Progress has come mostly in East Africa, with Rwanda, Ethiopia, Kenya, and Tanzania all bringing electricity to more than 3 percent of their population each year, she added.

At least 30 million people worldwide are benefiting from off-grid solar energy systems, Foster said. This is mostly focused in a dozen countries, however, where solar electricity sometimes reaches up to 15 percent of the population.

In East Africa, she said the prevalence of mobile money had also facilitated pay-as-you-go systems where people pay in instalments for their solar panels through their phones. “These kind of commercial innovations are proving to be effective in expanding access, and we hope that this experience will inspire other African countries to follow suit,” she said.

Clean cooking

The attempt to eradicate the use of harmful cooking practices made the least progress of any aspect examined in the report. At present, 3 billion people are without clean cooking fuel and technology, while household air pollution from burning biomass for cooking and heating claims around 4 million lives each year.

The report cited “low consumer awareness, financing gaps, slow technological progress, and lack of infrastructure for fuel production and distribution” as reasons for the pessimistic outlook on progress for 2030. In Africa, population growth is happening four times faster than expansion in access to clean cooking, Foster said.

Clean cookstove market needs 'wholesale reappraisal' — Rachel Kyte

Financing for clean cookstoves is a fraction of what it needs to be at $32 million annually, according to a new report. Rachel Kyte, a U.N. special representative, said the poor levels of funding were failing to tackle a huge social problem and undermining progress toward achieving core SDG goals.

In September, Rachel Kyte, chief executive officer of Sustainable Energy for All, called for a “wholesale reassessment” of the clean cookstove sector, after a report from her organization found that financial support was “not even in the same ballpark” as what is required.

Foster drew attention to the fact that the issue of clean cooking is sometimes orphaned on the political landscape, falling between forestry, energy, and health departments. Entry costs are also quite high, both for households looking to buy stoves that protect their health and for governments looking to incentivize their citizens, she added.

“Some countries that have scaled up rapidly have subsidized LPG [liquid petroleum gas] but that might not be fiscally affordable always,” Foster said.

Energy efficiency and renewables

SDG7 aims to double the global rate of improvement in energy efficiency by 2030, requiring a yearly decline in energy intensity — the ratio of energy used per unit of gross domestic product — of 2.6 percent. Instead, between 2010 and 2015, the decline in energy intensity was 2.2 percent.

Foster welcomed the “decoupling” of economic growth and energy use, with global GDP growing nearly twice as fast as primary energy supply between 2010 and 2015.

However, she singled out the transport sector in high-income countries, particularly freight, as one area with great scope for efficiency gains. Meanwhile, in low- and middle-income countries, energy consumption in the residential sector has caused the most cause concern, “rising very rapidly.”
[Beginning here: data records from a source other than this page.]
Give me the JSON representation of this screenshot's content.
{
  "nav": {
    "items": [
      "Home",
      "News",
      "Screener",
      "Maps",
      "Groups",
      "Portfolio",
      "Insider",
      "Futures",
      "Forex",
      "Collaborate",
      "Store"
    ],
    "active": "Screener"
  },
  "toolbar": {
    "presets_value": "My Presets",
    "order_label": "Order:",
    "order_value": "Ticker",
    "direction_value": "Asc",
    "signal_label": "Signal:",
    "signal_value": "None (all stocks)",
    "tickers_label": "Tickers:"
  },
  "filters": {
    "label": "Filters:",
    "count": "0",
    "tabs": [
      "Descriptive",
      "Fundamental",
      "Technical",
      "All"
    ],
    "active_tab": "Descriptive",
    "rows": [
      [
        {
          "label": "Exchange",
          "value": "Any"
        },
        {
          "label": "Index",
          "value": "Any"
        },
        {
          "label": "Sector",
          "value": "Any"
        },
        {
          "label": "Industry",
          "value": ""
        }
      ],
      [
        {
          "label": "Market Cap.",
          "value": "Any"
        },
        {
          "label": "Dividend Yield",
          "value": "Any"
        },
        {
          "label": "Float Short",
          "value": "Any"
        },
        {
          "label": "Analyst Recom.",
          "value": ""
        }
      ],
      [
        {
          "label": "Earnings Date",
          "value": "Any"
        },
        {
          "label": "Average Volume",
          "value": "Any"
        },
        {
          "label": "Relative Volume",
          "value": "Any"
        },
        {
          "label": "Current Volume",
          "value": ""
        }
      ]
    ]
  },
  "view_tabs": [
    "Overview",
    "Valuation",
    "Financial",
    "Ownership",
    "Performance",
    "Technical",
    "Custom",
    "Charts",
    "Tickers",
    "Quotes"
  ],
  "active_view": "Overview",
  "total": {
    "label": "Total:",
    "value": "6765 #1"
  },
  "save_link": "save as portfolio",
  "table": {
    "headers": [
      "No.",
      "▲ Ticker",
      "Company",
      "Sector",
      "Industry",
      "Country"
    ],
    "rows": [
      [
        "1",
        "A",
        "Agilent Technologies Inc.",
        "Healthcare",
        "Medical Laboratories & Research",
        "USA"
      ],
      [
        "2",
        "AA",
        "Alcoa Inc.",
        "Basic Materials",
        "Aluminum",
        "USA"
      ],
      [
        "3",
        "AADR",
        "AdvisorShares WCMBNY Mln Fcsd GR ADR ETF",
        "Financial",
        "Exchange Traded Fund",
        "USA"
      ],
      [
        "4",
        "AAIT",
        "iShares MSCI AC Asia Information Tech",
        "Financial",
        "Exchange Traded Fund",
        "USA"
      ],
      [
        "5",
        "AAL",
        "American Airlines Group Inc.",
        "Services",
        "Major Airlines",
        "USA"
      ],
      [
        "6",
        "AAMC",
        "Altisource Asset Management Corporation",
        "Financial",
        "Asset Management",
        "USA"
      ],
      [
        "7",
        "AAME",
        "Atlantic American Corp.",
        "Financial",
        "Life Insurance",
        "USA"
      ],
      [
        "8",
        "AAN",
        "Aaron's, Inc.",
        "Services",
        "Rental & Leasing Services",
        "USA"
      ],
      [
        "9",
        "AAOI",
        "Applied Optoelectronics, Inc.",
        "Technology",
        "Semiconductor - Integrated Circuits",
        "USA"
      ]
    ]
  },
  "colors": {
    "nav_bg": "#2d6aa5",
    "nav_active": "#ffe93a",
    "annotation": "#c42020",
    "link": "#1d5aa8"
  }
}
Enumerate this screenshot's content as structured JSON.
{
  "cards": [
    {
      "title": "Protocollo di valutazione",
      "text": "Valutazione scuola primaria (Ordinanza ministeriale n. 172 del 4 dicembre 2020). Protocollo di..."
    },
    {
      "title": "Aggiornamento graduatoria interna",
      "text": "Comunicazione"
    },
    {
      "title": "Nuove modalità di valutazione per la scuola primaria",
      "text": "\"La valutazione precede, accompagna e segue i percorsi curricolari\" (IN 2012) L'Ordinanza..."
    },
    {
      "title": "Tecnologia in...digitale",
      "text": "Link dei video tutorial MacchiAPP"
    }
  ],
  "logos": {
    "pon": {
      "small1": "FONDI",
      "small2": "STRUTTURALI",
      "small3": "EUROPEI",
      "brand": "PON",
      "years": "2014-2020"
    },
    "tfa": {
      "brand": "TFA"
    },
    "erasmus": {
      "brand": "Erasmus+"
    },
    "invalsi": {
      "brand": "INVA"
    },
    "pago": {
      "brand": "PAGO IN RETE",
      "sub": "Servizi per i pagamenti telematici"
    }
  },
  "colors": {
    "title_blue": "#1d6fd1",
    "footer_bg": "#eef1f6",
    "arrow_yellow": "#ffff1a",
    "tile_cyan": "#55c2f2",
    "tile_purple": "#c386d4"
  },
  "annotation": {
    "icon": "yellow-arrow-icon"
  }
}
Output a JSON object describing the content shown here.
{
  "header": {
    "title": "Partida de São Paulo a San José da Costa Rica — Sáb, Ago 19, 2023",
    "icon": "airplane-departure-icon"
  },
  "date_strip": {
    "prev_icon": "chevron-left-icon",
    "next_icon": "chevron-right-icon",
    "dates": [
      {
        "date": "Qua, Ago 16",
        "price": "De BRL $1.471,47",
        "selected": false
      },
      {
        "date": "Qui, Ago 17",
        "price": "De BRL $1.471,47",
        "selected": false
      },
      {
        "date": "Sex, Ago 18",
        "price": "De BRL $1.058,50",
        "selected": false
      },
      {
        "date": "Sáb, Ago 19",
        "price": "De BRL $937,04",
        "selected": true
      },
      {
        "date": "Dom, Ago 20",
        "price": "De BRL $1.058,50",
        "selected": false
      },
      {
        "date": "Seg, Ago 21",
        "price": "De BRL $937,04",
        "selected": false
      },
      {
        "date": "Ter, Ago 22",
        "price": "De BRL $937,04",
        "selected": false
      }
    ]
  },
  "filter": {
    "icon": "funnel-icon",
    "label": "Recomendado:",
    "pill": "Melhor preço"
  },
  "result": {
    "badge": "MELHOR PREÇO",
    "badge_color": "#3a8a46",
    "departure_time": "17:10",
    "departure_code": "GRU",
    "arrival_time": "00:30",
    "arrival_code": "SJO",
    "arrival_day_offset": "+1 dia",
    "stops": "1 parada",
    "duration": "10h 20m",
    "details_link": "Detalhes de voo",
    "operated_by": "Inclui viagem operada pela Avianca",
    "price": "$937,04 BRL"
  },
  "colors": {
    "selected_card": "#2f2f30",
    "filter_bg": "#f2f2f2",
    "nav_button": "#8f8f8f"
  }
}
If the status quo continues, the report found the share of modern renewable sources — excluding traditional sources such as firewood and charcoal — in final energy consumption will hit 15 percent in 2030, up from 9.6 percent in 2015 but far short of the “substantial increase” envisaged under SDG7.

Despite the steady rise of renewables in electricity generation, this only represents 20 percent of energy consumption, Foster said. “The other 80 percent is heating and transportation, and neither of these two sectors are doing very well in terms of the conversion to renewable energy,” she said.

In the transport sector, less than 3 percent of energy comes from renewable sources, while in the heating sector, “the progress on renewables has been very, very stagnant for quite some time.”